Mama mengeluhkan perihal kepalanya yang pening tiga hari belakangan ini. Aku sudah membawanya ke dokter kemarin sore, tapi tidak ada kemajuan. Kondisinya malah semakin parah malam ini. Jadi semakin tidak punya daya untuk bangun juga sulit makan. Pandangannya juga semakin kabur sekalipun memakai kaca mata yang memang sudah dikenakannya sehari-hari. Mama juga baru mengeluhkan perihal kepala bagian atas yang sangat sakit. Aku berniat untuk membawanya kembali ke dokter, tapi ditolak. Mama hanya menginginkan tidur tanpa gangguan. Bersamaan dengan itu, aku mulai cemas dengan kondisinya yang kian melemah.
Tadi sore, waktu aku membawakan Mama makanan ke dalam kamar, kudapati bola mata kanan Mama yang bergerak sendiri tak tentu arah. Gerakan itu sangat cepat, mungkin sepersekian detik. Padahal, Mama sedang memandangku. Sepertinya, Mama juga tidak menyadari kalau bola matanya bergerak sendiri. Aku sudah berencana membawa Mama ke dokter lagi besok pagi sebelum masuk kantor.

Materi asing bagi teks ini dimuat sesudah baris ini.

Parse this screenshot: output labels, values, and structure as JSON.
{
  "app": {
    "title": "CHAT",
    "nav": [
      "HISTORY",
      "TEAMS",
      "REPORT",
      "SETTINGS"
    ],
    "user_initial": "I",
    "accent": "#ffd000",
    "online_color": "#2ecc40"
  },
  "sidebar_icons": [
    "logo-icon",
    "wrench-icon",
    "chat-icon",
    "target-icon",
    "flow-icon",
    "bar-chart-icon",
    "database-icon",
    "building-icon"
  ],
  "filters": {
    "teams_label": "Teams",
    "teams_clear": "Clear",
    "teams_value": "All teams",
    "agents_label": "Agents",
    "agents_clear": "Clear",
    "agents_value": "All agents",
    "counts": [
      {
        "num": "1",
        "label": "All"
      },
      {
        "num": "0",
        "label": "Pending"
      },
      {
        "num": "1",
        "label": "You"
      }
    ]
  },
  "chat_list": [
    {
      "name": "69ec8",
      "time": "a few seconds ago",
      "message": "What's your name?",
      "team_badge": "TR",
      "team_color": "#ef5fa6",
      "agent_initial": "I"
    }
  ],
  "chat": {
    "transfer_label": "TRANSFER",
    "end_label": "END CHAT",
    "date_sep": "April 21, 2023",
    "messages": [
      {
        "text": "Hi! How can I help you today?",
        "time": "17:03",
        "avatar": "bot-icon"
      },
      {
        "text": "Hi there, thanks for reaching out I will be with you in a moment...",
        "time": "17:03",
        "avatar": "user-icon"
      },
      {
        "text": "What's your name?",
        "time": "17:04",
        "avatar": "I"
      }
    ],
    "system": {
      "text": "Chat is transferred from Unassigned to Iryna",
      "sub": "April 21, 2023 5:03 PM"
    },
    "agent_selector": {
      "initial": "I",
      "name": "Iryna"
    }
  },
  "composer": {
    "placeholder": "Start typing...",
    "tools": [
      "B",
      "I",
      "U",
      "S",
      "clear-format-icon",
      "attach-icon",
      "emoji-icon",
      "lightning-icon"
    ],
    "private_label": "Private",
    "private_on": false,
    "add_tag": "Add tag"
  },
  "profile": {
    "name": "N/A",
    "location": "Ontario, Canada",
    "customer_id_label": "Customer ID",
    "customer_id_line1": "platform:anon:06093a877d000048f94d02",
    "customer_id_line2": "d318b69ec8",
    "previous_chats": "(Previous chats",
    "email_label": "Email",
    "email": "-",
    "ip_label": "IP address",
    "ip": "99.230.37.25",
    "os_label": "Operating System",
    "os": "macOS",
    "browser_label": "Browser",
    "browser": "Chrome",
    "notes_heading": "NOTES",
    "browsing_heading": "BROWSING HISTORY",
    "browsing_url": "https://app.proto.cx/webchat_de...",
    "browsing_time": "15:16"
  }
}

Aku memandangi punggungnya yang sedang tergolek di atas tempat tidur dengan perasaan yang campur aduk. Detik itu juga aku bersyukur karena lahir dari rahim seorang wanita yang kuat. Dua puluh delapan tahun mempertahankan pernikahan dengan pria seperti Papa adalah sebuah keputusan yang sangat dramatis. Keputusan itu dilakukan Mama hanya supaya anak-anaknya bisa pulang dengan memiliki keluarga yang lengkap. Pengorbanan yang sungguh fantastis. Aku tak sanggup membayangkan kerelaan berkorban dengan hantaman ujian yang seperti itu. Kutukan ini cukup di Papa saja, jangan sampai ke anak-anak, menantunya, apalagi ke cucu-cucunya.
Mama tiba-tiba beringsut, membalikkan badan dengan perlahan. Pandangannya sudah terarah dan kembali seperti sedia kala hanya dengan lima belas menit tertidur pulas. Aku tetap akan membawanya ke dokter besok pagi.
“Ada alasannya Mama enggak mau pergi ke dokter lagi,” celetuk Mama seraya meluruskan kaki.
Aku mengangkat kedua alis, Mama seperti mengerti apa yang sedang kupikirkan.
“Apa?” tanyaku
Mama berusaha bangun dan menyandarkan punggungnya di dinding. Kami sekarang duduk berhadapan.
“Mama sebenarnya enggak mau ngomong ini, karena nanti pasti jadi membebani kamu.”
“Mungkin dengan Mama cerita bisa buat hati lebih plong. Ada apa?”
“Kamu tahu kan kalau Mama jadi bendahara POS(15) di kelas Aruna dari dia kelas satu dulu? Karena Aruna masuk di kelas akselerasi, otomatis dia lulus satu tahun lebih cepat.”
Aku hanya mengangguk tanpa menyanggah, walaupun menyadari kalau Mama tidak langsung mengatakan inti permasalahannya.
“Jadi uang itu mau dipakai buat rekreasi kelulusan setelah adikmu selesai ujian nanti. Masalahnya, uang itu Mama pakai, Re.”
Aku berusaha bersikap setenang mungkin. Estimasiku, Mama mungkin tidak menggunakan uang itu lebih dari lima juta rupiah. Jadi, kalau jumlahnya sebesar itu masih bisa dikejar. Walaupun aku sendiri mau tidak mau harus mengencangkan ikat pinggang berkali-kali lipat. Apalagi dengan masih menanggung kewajiban membayar hutang Papa.
“Berapa yang terpakai?”
“Dua puluh lima juta, Re.”
Aku menelan ludah. Seketika itu kepalaku terasa dihantam petir. Berdenyut hebat.
“Uang sebanyak itu dibuat apa, Ma?” tanyaku masih berusaha setenang mungkin, walaupun suaraku mendadak parau dan bergetar.